DoNotPay – a site that helps people find the best challenge to their parking tickets – has been used a quarter of a million times, according to its teenage creator Joshua Browder.
The service allows users to quickly find how they might be able to challenge parking tickets, and then quickly generates a letter to present to authorities. From beginning to end, people can have a successful challenge written in under a minute.
Of 250,000 challenges, 160,000 have led to people successfully having their fines cancelled, according to Mr Browder.
The bot was first released to the London public last Autumn. It has been gradually rolled out to other cities – which must be done gradually because each has a different system for fines – and has now made its way to New York.
The service works by letting having people chat to a robot that asks them questions to find out what was wrong with their ticket.

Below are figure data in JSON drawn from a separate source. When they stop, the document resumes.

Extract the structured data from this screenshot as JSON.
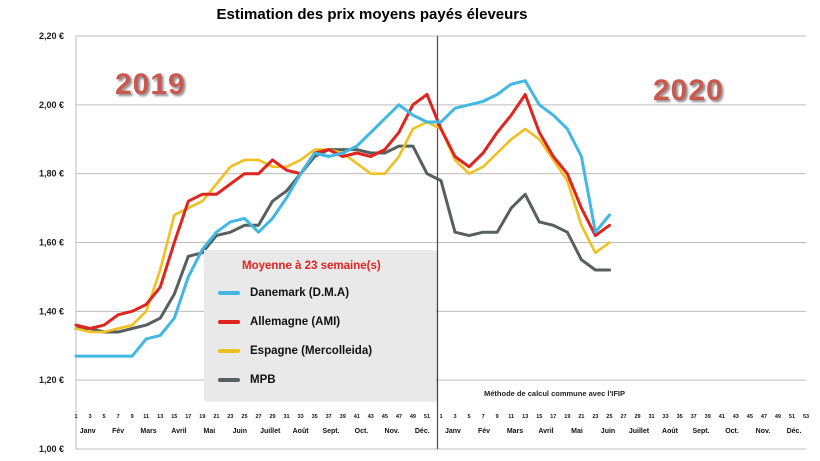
{
  "overlays": {
    "year_left": "2019",
    "year_right": "2020",
    "note": "Méthode de calcul commune avec l'IFIP"
  },
  "legend": {
    "title": "Moyenne à  23 semaine(s)",
    "items": [
      {
        "label": "Danemark (D.M.A)",
        "color": "#41b8e4"
      },
      {
        "label": "Allemagne (AMI)",
        "color": "#e0241f"
      },
      {
        "label": "Espagne (Mercolleida)",
        "color": "#f0c020"
      },
      {
        "label": "MPB",
        "color": "#56605f"
      }
    ]
  },
  "chart_data": {
    "type": "line",
    "title": "Estimation des prix moyens payés éleveurs",
    "x_unit": "week",
    "years": [
      "2019",
      "2020"
    ],
    "weeks_2019": 52,
    "weeks_2020": 53,
    "ylim": [
      1.0,
      2.2
    ],
    "grid": true,
    "legend_position": "inside-bottom-left",
    "y_ticks": [
      {
        "value": 2.2,
        "label": "2,20 €"
      },
      {
        "value": 2.0,
        "label": "2,00 €"
      },
      {
        "value": 1.8,
        "label": "1,80 €"
      },
      {
        "value": 1.6,
        "label": "1,60 €"
      },
      {
        "value": 1.4,
        "label": "1,40 €"
      },
      {
        "value": 1.2,
        "label": "1,20 €"
      },
      {
        "value": 1.0,
        "label": "1,00 €"
      }
    ],
    "x_tick_labels_2019": [
      "1",
      "3",
      "5",
      "7",
      "9",
      "11",
      "13",
      "15",
      "17",
      "19",
      "21",
      "23",
      "25",
      "27",
      "29",
      "31",
      "33",
      "35",
      "37",
      "39",
      "41",
      "43",
      "45",
      "47",
      "49",
      "51"
    ],
    "x_tick_labels_2020": [
      "1",
      "3",
      "5",
      "7",
      "9",
      "11",
      "13",
      "15",
      "17",
      "19",
      "21",
      "23",
      "25",
      "27",
      "29",
      "31",
      "33",
      "35",
      "37",
      "39",
      "41",
      "43",
      "45",
      "47",
      "49",
      "51",
      "53"
    ],
    "month_labels": [
      "Janv",
      "Fév",
      "Mars",
      "Avril",
      "Mai",
      "Juin",
      "Juillet",
      "Août",
      "Sept.",
      "Oct.",
      "Nov.",
      "Déc."
    ],
    "series": [
      {
        "name": "Danemark (D.M.A)",
        "color": "#41b8e4",
        "width": 3,
        "x": [
          1,
          3,
          5,
          7,
          9,
          11,
          13,
          15,
          17,
          19,
          21,
          23,
          25,
          27,
          29,
          31,
          33,
          35,
          37,
          39,
          41,
          43,
          45,
          47,
          49,
          51,
          53,
          55,
          57,
          59,
          61,
          63,
          65,
          67,
          69,
          71,
          73,
          75,
          77
        ],
        "values": [
          1.27,
          1.27,
          1.27,
          1.27,
          1.27,
          1.32,
          1.33,
          1.38,
          1.5,
          1.58,
          1.63,
          1.66,
          1.67,
          1.63,
          1.67,
          1.73,
          1.8,
          1.86,
          1.85,
          1.86,
          1.88,
          1.92,
          1.96,
          2.0,
          1.97,
          1.95,
          1.95,
          1.99,
          2.0,
          2.01,
          2.03,
          2.06,
          2.07,
          2.0,
          1.97,
          1.93,
          1.85,
          1.63,
          1.68
        ]
      },
      {
        "name": "Allemagne (AMI)",
        "color": "#e0241f",
        "width": 3,
        "x": [
          1,
          3,
          5,
          7,
          9,
          11,
          13,
          15,
          17,
          19,
          21,
          23,
          25,
          27,
          29,
          31,
          33,
          35,
          37,
          39,
          41,
          43,
          45,
          47,
          49,
          51,
          53,
          55,
          57,
          59,
          61,
          63,
          65,
          67,
          69,
          71,
          73,
          75,
          77
        ],
        "values": [
          1.36,
          1.35,
          1.36,
          1.39,
          1.4,
          1.42,
          1.47,
          1.6,
          1.72,
          1.74,
          1.74,
          1.77,
          1.8,
          1.8,
          1.84,
          1.81,
          1.8,
          1.86,
          1.87,
          1.85,
          1.86,
          1.85,
          1.87,
          1.92,
          2.0,
          2.03,
          1.93,
          1.85,
          1.82,
          1.86,
          1.92,
          1.97,
          2.03,
          1.92,
          1.85,
          1.8,
          1.7,
          1.62,
          1.65
        ]
      },
      {
        "name": "Espagne (Mercolleida)",
        "color": "#f0c020",
        "width": 2.6,
        "x": [
          1,
          3,
          5,
          7,
          9,
          11,
          13,
          15,
          17,
          19,
          21,
          23,
          25,
          27,
          29,
          31,
          33,
          35,
          37,
          39,
          41,
          43,
          45,
          47,
          49,
          51,
          53,
          55,
          57,
          59,
          61,
          63,
          65,
          67,
          69,
          71,
          73,
          75,
          77
        ],
        "values": [
          1.35,
          1.34,
          1.34,
          1.35,
          1.36,
          1.4,
          1.52,
          1.68,
          1.7,
          1.72,
          1.77,
          1.82,
          1.84,
          1.84,
          1.82,
          1.82,
          1.84,
          1.87,
          1.87,
          1.86,
          1.83,
          1.8,
          1.8,
          1.85,
          1.93,
          1.95,
          1.93,
          1.84,
          1.8,
          1.82,
          1.86,
          1.9,
          1.93,
          1.9,
          1.84,
          1.78,
          1.65,
          1.57,
          1.6
        ]
      },
      {
        "name": "MPB",
        "color": "#56605f",
        "width": 3,
        "x": [
          1,
          3,
          5,
          7,
          9,
          11,
          13,
          15,
          17,
          19,
          21,
          23,
          25,
          27,
          29,
          31,
          33,
          35,
          37,
          39,
          41,
          43,
          45,
          47,
          49,
          51,
          53,
          55,
          57,
          59,
          61,
          63,
          65,
          67,
          69,
          71,
          73,
          75,
          77
        ],
        "values": [
          1.35,
          1.35,
          1.34,
          1.34,
          1.35,
          1.36,
          1.38,
          1.45,
          1.56,
          1.57,
          1.62,
          1.63,
          1.65,
          1.65,
          1.72,
          1.75,
          1.8,
          1.85,
          1.87,
          1.87,
          1.87,
          1.86,
          1.86,
          1.88,
          1.88,
          1.8,
          1.78,
          1.63,
          1.62,
          1.63,
          1.63,
          1.7,
          1.74,
          1.66,
          1.65,
          1.63,
          1.55,
          1.52,
          1.52
        ]
      }
    ]
  }
}
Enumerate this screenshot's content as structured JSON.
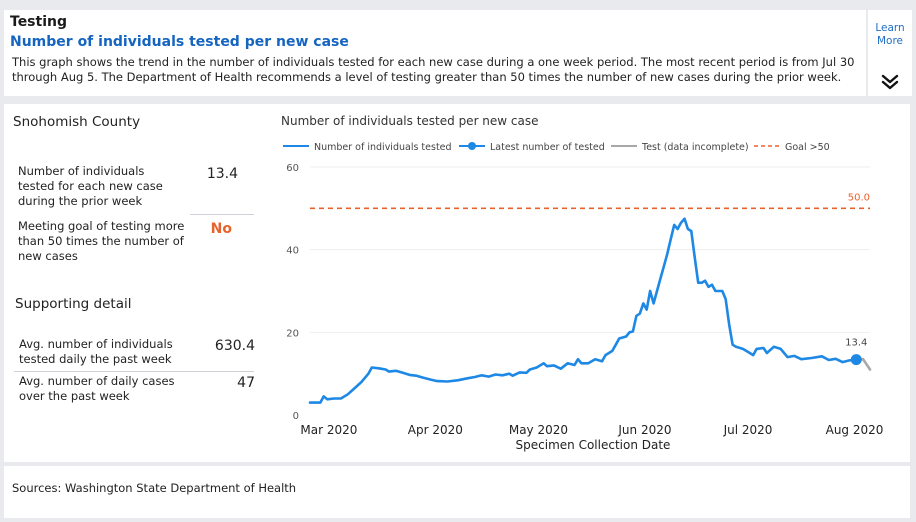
{
  "header": {
    "title": "Testing",
    "subtitle": "Number of individuals tested per new case",
    "description": "This graph shows the trend in the number of individuals tested for each new case during a one week period. The most recent period is from Jul 30 through Aug 5. The Department of Health recommends a level of testing greater than 50 times the number of new cases during the prior week.",
    "learn_more": "Learn More",
    "expand_icon": "double-chevron-down-icon"
  },
  "summary": {
    "county": "Snohomish County",
    "kpis": [
      {
        "label": "Number of individuals tested for each new case during the prior week",
        "value": "13.4"
      },
      {
        "label": "Meeting goal of testing more than 50 times the number of new cases",
        "value": "No"
      }
    ],
    "supporting_title": "Supporting detail",
    "details": [
      {
        "label": "Avg. number of individuals tested daily the past week",
        "value": "630.4"
      },
      {
        "label": "Avg. number of daily cases over the past week",
        "value": "47"
      }
    ]
  },
  "colors": {
    "series": "#1e88e5",
    "incomplete": "#a8a8a8",
    "goal": "#e8632b",
    "no_value": "#e8632b",
    "link": "#1565c0"
  },
  "chart_data": {
    "type": "line",
    "title": "Number of individuals tested per new case",
    "xlabel": "Specimen Collection Date",
    "ylabel": "",
    "ylim": [
      0,
      60
    ],
    "yticks": [
      0,
      20,
      40,
      60
    ],
    "xticks": [
      "Mar 2020",
      "Apr 2020",
      "May 2020",
      "Jun 2020",
      "Jul 2020",
      "Aug 2020"
    ],
    "legend_position": "top",
    "legend": [
      "Number of individuals tested",
      "Latest number of tested",
      "Test (data incomplete)",
      "Goal >50"
    ],
    "goal": {
      "value": 50,
      "label": "50.0"
    },
    "latest": {
      "date": "2020-08-05",
      "value": 13.4,
      "label": "13.4"
    },
    "series": [
      {
        "name": "Number of individuals tested",
        "points": [
          [
            "2020-02-28",
            3.0
          ],
          [
            "2020-03-02",
            3.0
          ],
          [
            "2020-03-03",
            4.5
          ],
          [
            "2020-03-04",
            3.8
          ],
          [
            "2020-03-06",
            4.0
          ],
          [
            "2020-03-08",
            4.0
          ],
          [
            "2020-03-10",
            5.0
          ],
          [
            "2020-03-12",
            6.5
          ],
          [
            "2020-03-14",
            8.0
          ],
          [
            "2020-03-16",
            10.0
          ],
          [
            "2020-03-17",
            11.5
          ],
          [
            "2020-03-19",
            11.3
          ],
          [
            "2020-03-21",
            11.0
          ],
          [
            "2020-03-22",
            10.5
          ],
          [
            "2020-03-24",
            10.7
          ],
          [
            "2020-03-26",
            10.2
          ],
          [
            "2020-03-28",
            9.7
          ],
          [
            "2020-03-30",
            9.5
          ],
          [
            "2020-04-01",
            9.0
          ],
          [
            "2020-04-03",
            8.6
          ],
          [
            "2020-04-05",
            8.2
          ],
          [
            "2020-04-08",
            8.1
          ],
          [
            "2020-04-11",
            8.4
          ],
          [
            "2020-04-14",
            8.9
          ],
          [
            "2020-04-16",
            9.2
          ],
          [
            "2020-04-18",
            9.6
          ],
          [
            "2020-04-20",
            9.3
          ],
          [
            "2020-04-22",
            9.8
          ],
          [
            "2020-04-24",
            9.6
          ],
          [
            "2020-04-26",
            10.0
          ],
          [
            "2020-04-27",
            9.5
          ],
          [
            "2020-04-29",
            10.3
          ],
          [
            "2020-05-01",
            10.2
          ],
          [
            "2020-05-02",
            11.0
          ],
          [
            "2020-05-04",
            11.5
          ],
          [
            "2020-05-06",
            12.5
          ],
          [
            "2020-05-07",
            11.8
          ],
          [
            "2020-05-09",
            12.0
          ],
          [
            "2020-05-11",
            11.2
          ],
          [
            "2020-05-13",
            12.5
          ],
          [
            "2020-05-15",
            12.1
          ],
          [
            "2020-05-16",
            13.5
          ],
          [
            "2020-05-17",
            12.5
          ],
          [
            "2020-05-19",
            12.5
          ],
          [
            "2020-05-21",
            13.5
          ],
          [
            "2020-05-23",
            13.0
          ],
          [
            "2020-05-24",
            14.5
          ],
          [
            "2020-05-26",
            15.5
          ],
          [
            "2020-05-27",
            17.0
          ],
          [
            "2020-05-28",
            18.5
          ],
          [
            "2020-05-30",
            19.0
          ],
          [
            "2020-05-31",
            20.0
          ],
          [
            "2020-06-01",
            20.2
          ],
          [
            "2020-06-02",
            24.0
          ],
          [
            "2020-06-03",
            24.5
          ],
          [
            "2020-06-04",
            27.0
          ],
          [
            "2020-06-05",
            25.5
          ],
          [
            "2020-06-06",
            30.0
          ],
          [
            "2020-06-07",
            27.0
          ],
          [
            "2020-06-08",
            30.0
          ],
          [
            "2020-06-09",
            33.0
          ],
          [
            "2020-06-10",
            36.0
          ],
          [
            "2020-06-11",
            39.0
          ],
          [
            "2020-06-12",
            42.5
          ],
          [
            "2020-06-13",
            46.0
          ],
          [
            "2020-06-14",
            45.0
          ],
          [
            "2020-06-15",
            46.5
          ],
          [
            "2020-06-16",
            47.5
          ],
          [
            "2020-06-17",
            45.0
          ],
          [
            "2020-06-18",
            44.5
          ],
          [
            "2020-06-19",
            38.0
          ],
          [
            "2020-06-20",
            32.0
          ],
          [
            "2020-06-21",
            32.0
          ],
          [
            "2020-06-22",
            32.5
          ],
          [
            "2020-06-23",
            31.0
          ],
          [
            "2020-06-24",
            31.5
          ],
          [
            "2020-06-25",
            30.0
          ],
          [
            "2020-06-27",
            30.0
          ],
          [
            "2020-06-28",
            28.0
          ],
          [
            "2020-06-29",
            22.0
          ],
          [
            "2020-06-30",
            17.0
          ],
          [
            "2020-07-01",
            16.5
          ],
          [
            "2020-07-03",
            16.0
          ],
          [
            "2020-07-05",
            15.0
          ],
          [
            "2020-07-06",
            14.5
          ],
          [
            "2020-07-07",
            16.0
          ],
          [
            "2020-07-09",
            16.2
          ],
          [
            "2020-07-10",
            15.0
          ],
          [
            "2020-07-12",
            16.5
          ],
          [
            "2020-07-14",
            16.0
          ],
          [
            "2020-07-15",
            15.0
          ],
          [
            "2020-07-16",
            14.0
          ],
          [
            "2020-07-18",
            14.3
          ],
          [
            "2020-07-20",
            13.5
          ],
          [
            "2020-07-23",
            13.8
          ],
          [
            "2020-07-26",
            14.2
          ],
          [
            "2020-07-28",
            13.3
          ],
          [
            "2020-07-30",
            13.6
          ],
          [
            "2020-08-01",
            12.8
          ],
          [
            "2020-08-03",
            13.2
          ],
          [
            "2020-08-05",
            13.4
          ]
        ]
      },
      {
        "name": "Test (data incomplete)",
        "points": [
          [
            "2020-08-05",
            13.4
          ],
          [
            "2020-08-07",
            13.5
          ],
          [
            "2020-08-09",
            11.0
          ]
        ]
      }
    ]
  },
  "footer": {
    "sources": "Sources: Washington State Department of Health"
  }
}
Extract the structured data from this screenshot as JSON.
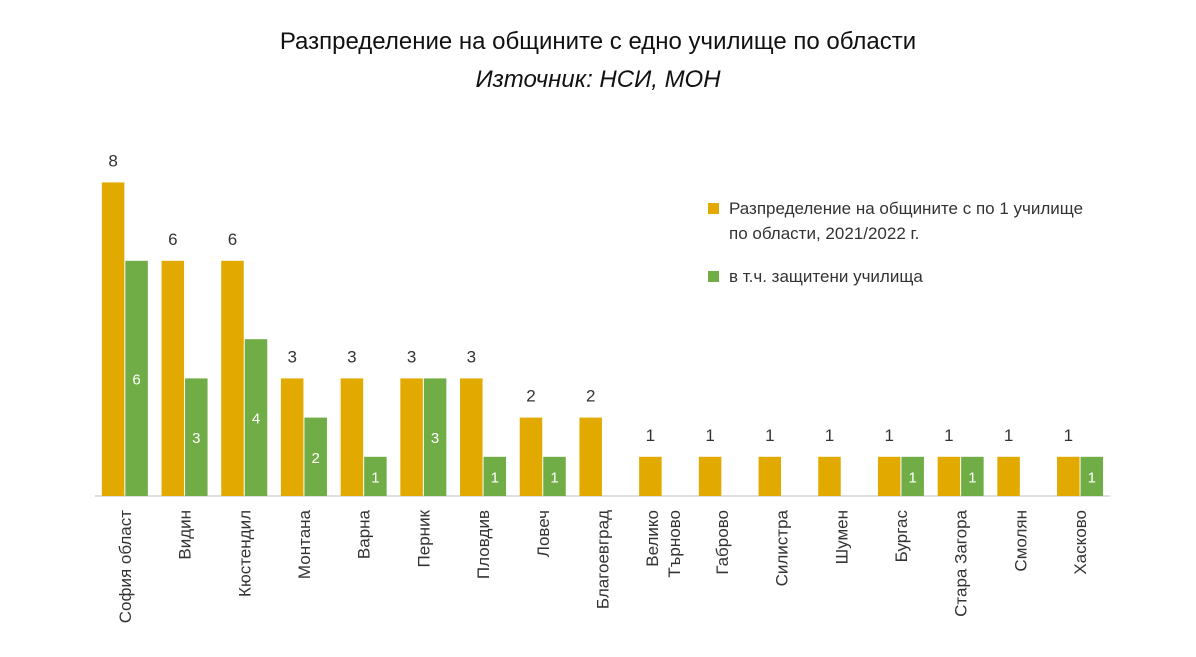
{
  "chart_data": {
    "type": "bar",
    "title": "Разпределение на общините с едно училище по области",
    "subtitle": "Източник: НСИ, МОН",
    "categories": [
      "София област",
      "Видин",
      "Кюстендил",
      "Монтана",
      "Варна",
      "Перник",
      "Пловдив",
      "Ловеч",
      "Благоевград",
      "Велико Търново",
      "Габрово",
      "Силистра",
      "Шумен",
      "Бургас",
      "Стара Загора",
      "Смолян",
      "Хасково"
    ],
    "series": [
      {
        "name": "Разпределение на общините с по 1 училище по области, 2021/2022 г.",
        "color": "#E2AA00",
        "values": [
          8,
          6,
          6,
          3,
          3,
          3,
          3,
          2,
          2,
          1,
          1,
          1,
          1,
          1,
          1,
          1,
          1
        ]
      },
      {
        "name": "в т.ч.  защитени училища",
        "color": "#70AD47",
        "values": [
          6,
          3,
          4,
          2,
          1,
          3,
          1,
          1,
          null,
          null,
          null,
          null,
          null,
          1,
          1,
          null,
          1
        ]
      }
    ],
    "ylim": [
      0,
      8
    ],
    "grid": false,
    "legend_position": "right"
  }
}
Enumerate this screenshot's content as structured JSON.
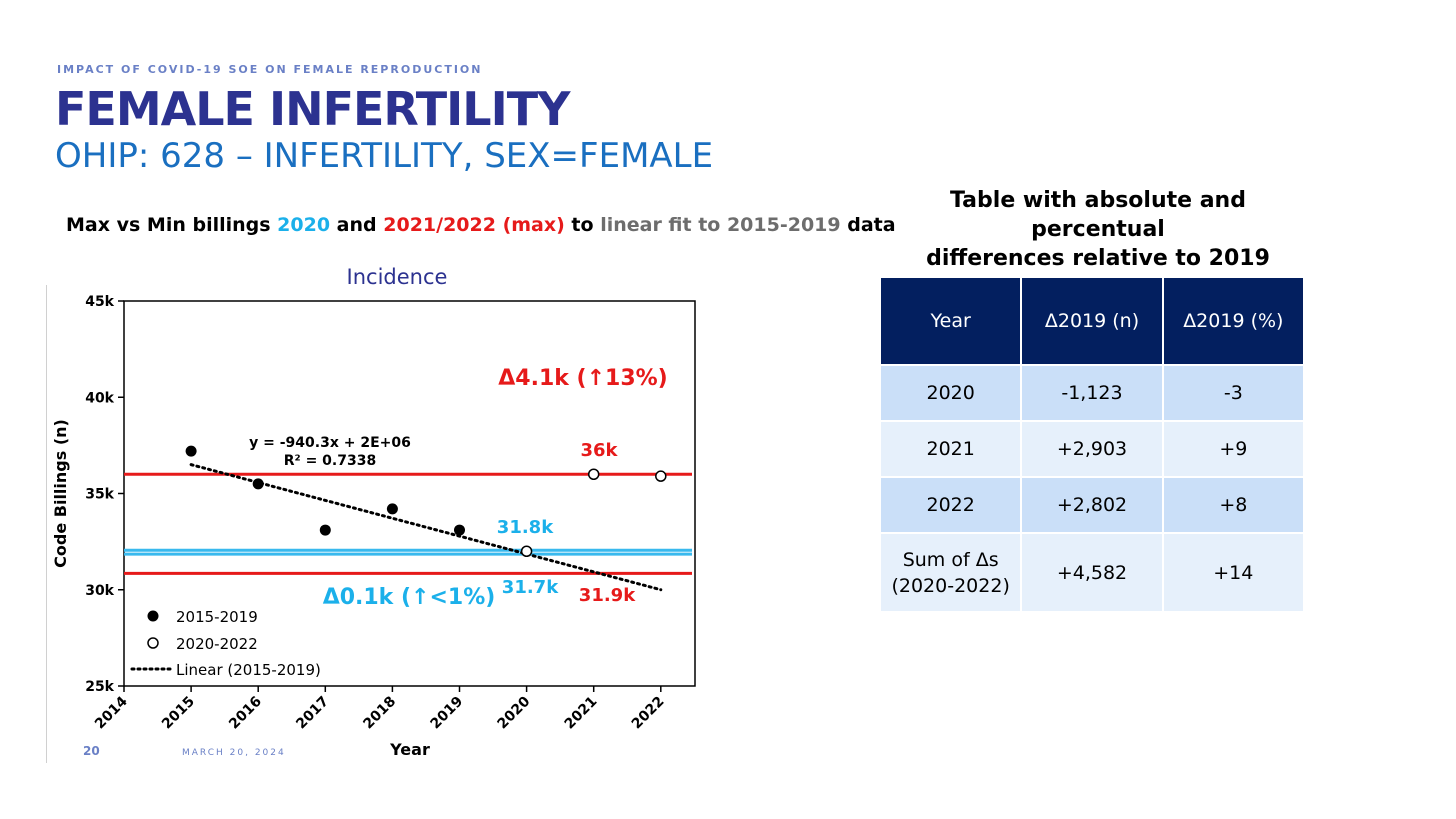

They can include “Was it hard to understand the signs?” or “Do you think the parking bay was too small?”
The site will then use the information generated during that exchange to put together the most likely reason that someone’s parking ticket is invalid – then preparing them a letter that they can use to challenge it.
Mr Browder, who was born in London and now studies at Stanford University, says that the tool is used to help out people who are being exploited by local governments.
“I think the people getting parking tickets are the most vulnerable in society,” Mr Browder told VentureBeat. “These people aren’t looking to break the law. I think they’re being exploited as a revenue source by the local government.”
The teenager was compelled to create the bot after receiving 30 parking tickets within London
Mr Browder has used similar techniques on new chat bots. Those include one helping people with HIV understand their legal right, another that talks people through claiming compensation for delayed flights, and one that helps refugees apply for asylum.
He also hopes to develop a platform that would allow people to easily code their own legal help – without any computing knowledge. That would let legal experts create their own robot versions of themselves, helping people out with any legal issue that they have.
“I feel like there’s a gold mine of opportunities because so many services and information could be automated using AI, and bots are a perfect way to do that, and it’s disappointing at the moment that it’s mainly used for commerce transactions by ordering flowers and pizzas,” he told VentureBeat.